Friday, November 14, 2008

Sheepish Escapades


Bapper, Rambo and Chevy were Ken's dog broke sheep. They were easy to work with and handle. Unfortunately, too easy to handle. I had discovered when I went to dog trials the sheep there behaved differently! They were NOT interested in running towards me irregardless of what my dog was doing. This was a serious impediment to my training. Decision made Ken's sheep went to a new home and I went sheep shopping.

After much debate and angst, I bit the bullet and purchased 6 cull ewes. This meant they were cheap. I knew I'd have my work cut out for me as I "dog" broke them. What I know now - I wish I knew then. Much to my surprise these sheep had no, as in zip, zero, nada, interest in hanging out in the corral. These sheep were bound and determined to run away. And run they did. First running into the brushy back forty. I managed to get 4 of them back down to the corral. Putting my exhausted dog away I went looking for the other 2. The old owner had assured me that they came nicely to "Here, sheep, sheep!" accompanied by the rattle of a grain bucket.

Carrying my bucket of grain and calling like a lunatic I began the trek through the scrub to look for the sheep. Fighting mosquitoes, prickly bush and my fear of the neighborhood cougar, I spotted one in the distance. Trying to act nonchalant, I began a stealthy circle around the sheep. (These sheep had no interest in coming to my grain call.) My thinking being if I got behind it, it would at least run towards the yard. I have never seen sheep run like these ones did. While they didn't look it I'm sure they were part deer or gazelle. They were fast and agile. They were also gone. And not back into the barnyard! Discouraged I began walking the fence line. With no sight nor sound of the sheep, hot and tired, I began the long walk back home.

Only to discover them calmly grazing alongside the cattle in the neighboring field. Okay, now what? Walking home, gathering the dog and finally, successfully moving the sheep back into the corral. Whoo Hooo!

Time passed and while remaining freakishly wild, the sheep started to settle in. I became more brave while working them. One evening a friend of Ken's came to visit and work his dog. His young, not really trained dog...

While working one of the sheep broke from the herd and ran like the gazelle it was back into the corral. I thought it wouldn't be a big deal as they were locked up at night anyhow. Rather than stop where it was fed this sheep chose to run through the corral and out the fence. As it was getting late, (and I was still irritated with my last chasing adventure), I decided the sheep could come home on it's own or get ate by a wild animal.

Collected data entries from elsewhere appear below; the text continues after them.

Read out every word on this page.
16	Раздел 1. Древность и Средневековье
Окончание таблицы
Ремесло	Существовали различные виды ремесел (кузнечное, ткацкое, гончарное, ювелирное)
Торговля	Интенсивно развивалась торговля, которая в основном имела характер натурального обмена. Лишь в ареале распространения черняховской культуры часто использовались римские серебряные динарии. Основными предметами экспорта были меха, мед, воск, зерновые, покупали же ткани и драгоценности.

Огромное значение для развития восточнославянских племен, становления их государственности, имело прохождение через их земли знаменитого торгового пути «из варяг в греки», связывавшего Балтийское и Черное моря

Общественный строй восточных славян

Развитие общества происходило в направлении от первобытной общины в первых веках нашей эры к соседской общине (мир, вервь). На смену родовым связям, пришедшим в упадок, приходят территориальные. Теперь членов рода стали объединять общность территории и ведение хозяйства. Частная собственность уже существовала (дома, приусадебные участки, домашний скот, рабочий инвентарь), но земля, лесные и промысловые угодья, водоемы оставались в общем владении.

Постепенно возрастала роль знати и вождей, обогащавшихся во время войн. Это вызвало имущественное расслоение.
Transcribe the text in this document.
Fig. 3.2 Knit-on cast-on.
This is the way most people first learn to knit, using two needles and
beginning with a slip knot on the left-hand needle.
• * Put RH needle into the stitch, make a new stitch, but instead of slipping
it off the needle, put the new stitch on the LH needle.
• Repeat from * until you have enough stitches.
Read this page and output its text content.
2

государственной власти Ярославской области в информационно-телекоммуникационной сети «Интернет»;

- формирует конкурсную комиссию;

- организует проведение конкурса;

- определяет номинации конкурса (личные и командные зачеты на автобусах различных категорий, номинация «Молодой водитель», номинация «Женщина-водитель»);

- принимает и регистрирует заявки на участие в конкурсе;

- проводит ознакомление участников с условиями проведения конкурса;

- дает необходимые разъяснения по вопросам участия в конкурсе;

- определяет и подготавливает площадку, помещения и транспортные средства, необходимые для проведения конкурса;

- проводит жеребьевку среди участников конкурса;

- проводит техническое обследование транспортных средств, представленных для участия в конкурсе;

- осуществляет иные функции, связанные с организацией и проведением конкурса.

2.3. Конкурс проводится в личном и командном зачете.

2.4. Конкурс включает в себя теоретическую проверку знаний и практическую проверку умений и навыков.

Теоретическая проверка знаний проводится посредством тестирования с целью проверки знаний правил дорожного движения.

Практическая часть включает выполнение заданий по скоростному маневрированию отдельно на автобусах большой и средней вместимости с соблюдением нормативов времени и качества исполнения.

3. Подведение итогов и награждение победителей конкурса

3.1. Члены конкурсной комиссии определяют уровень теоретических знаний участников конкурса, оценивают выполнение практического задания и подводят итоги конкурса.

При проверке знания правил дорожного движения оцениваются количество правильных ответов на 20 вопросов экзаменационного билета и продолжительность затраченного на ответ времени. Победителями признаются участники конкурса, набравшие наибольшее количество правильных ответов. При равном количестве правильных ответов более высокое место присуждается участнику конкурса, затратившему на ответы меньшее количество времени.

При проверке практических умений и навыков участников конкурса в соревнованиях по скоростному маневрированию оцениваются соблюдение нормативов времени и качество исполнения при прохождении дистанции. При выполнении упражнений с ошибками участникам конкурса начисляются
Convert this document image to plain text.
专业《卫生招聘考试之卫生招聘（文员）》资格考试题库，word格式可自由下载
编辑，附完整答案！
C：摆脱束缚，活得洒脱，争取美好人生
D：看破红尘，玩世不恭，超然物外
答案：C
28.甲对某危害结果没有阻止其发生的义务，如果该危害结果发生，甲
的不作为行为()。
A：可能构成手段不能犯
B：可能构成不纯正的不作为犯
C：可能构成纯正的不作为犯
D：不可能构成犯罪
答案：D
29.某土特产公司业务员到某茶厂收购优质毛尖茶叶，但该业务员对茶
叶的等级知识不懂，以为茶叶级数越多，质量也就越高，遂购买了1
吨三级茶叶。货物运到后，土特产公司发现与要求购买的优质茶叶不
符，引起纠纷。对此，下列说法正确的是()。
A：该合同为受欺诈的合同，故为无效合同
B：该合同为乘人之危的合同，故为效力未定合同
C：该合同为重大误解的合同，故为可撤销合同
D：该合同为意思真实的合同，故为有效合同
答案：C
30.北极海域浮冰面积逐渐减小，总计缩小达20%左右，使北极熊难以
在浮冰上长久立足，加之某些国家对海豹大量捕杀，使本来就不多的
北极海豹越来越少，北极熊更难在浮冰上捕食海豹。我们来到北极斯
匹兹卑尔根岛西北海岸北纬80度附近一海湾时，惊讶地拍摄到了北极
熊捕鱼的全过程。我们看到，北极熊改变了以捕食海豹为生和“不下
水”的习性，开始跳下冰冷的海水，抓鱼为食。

The next morning outside doing chores (What you need to realize is when I do chores I generally roll out of bed, pull on some sweats, don't stop to brush my hair, or teeth, put on a bra, deodorant, etc. I generally do all that and shower AFTER I've fed the animals.) when a car pulls into the driveway. An older gentleman rolls down the window, "hey, are you missing a sheep?" Surprise I nod an affirmative, he then proceeds to tell me it's just down the road. Not wanting to be responsible for a vehicle animal collision I gather up my trusty grain bucket and begin walking down the road. And I walked and walked, then walked some more. Still no sign of the sheep from hell. Calling, shaking the grain bucket - nothing!

About a mile down the road, a large truck slows down, a man shouts out the window "If you're looking for a sheep it's a 1/2 mile ahead of you. Inspired I pick up speed. Another mile passes. Still no sheep. Hot, tired, hungry, sweaty and grouchy I try to decide what to do. My mom pulls up in her car with the dog riding shotgun. Guzzling the Gatorade she brought me we drive down the road - still no sign of sheep. (By this time it's 25 degrees Celsius out...) While I was ready to quit and head home, mom decides we need to start stopping at houses. Where I live on the east side of the road is a large national park bordered by a large provincial park, on the west side of the road are acreages. As a last ditch effort we pull into the grazing reserve. Mom felt they should be notified. While mom's talking with the caretaker (I had refused to get out of the car looking like I did.) I noticed the sheep. My sheep! It was walking around the corner of a building.

Remember, I'm hot, tired and mildly grouchy at this point. Hopping out of the car I persuasively start shaking the grain. The sheep's head shoots into the air! It begins to trot in the opposite direction. Infuriated I let the dog out of the car. Springing into action the race is on! And the sheep is once again gone... sigh. Wishing I could just leave the stupid thing, I once again begin walking only this time with Tessa. Periodically I'd stop and send Tessa into the brush (no this was not open field - all heavy bush), after another mile and half we reached the horse gate leading to the road. Heaven sent, my mom was sitting there with the car. Exhausted, home I went. And no - the sheep was never seen again. I hope it died a nasty death by coyote!

Needless to say I did learn a lesson. The remaining sheep (less the one who impaled herself days prior) went to the auction market. And I went sheep shopping once again...

In the picture: Bapper, Rambo and Chevy in a stand off with Tessa. The next picture would have been the dog diving into the sheep, mouth agape, and sheep scattering every which direction.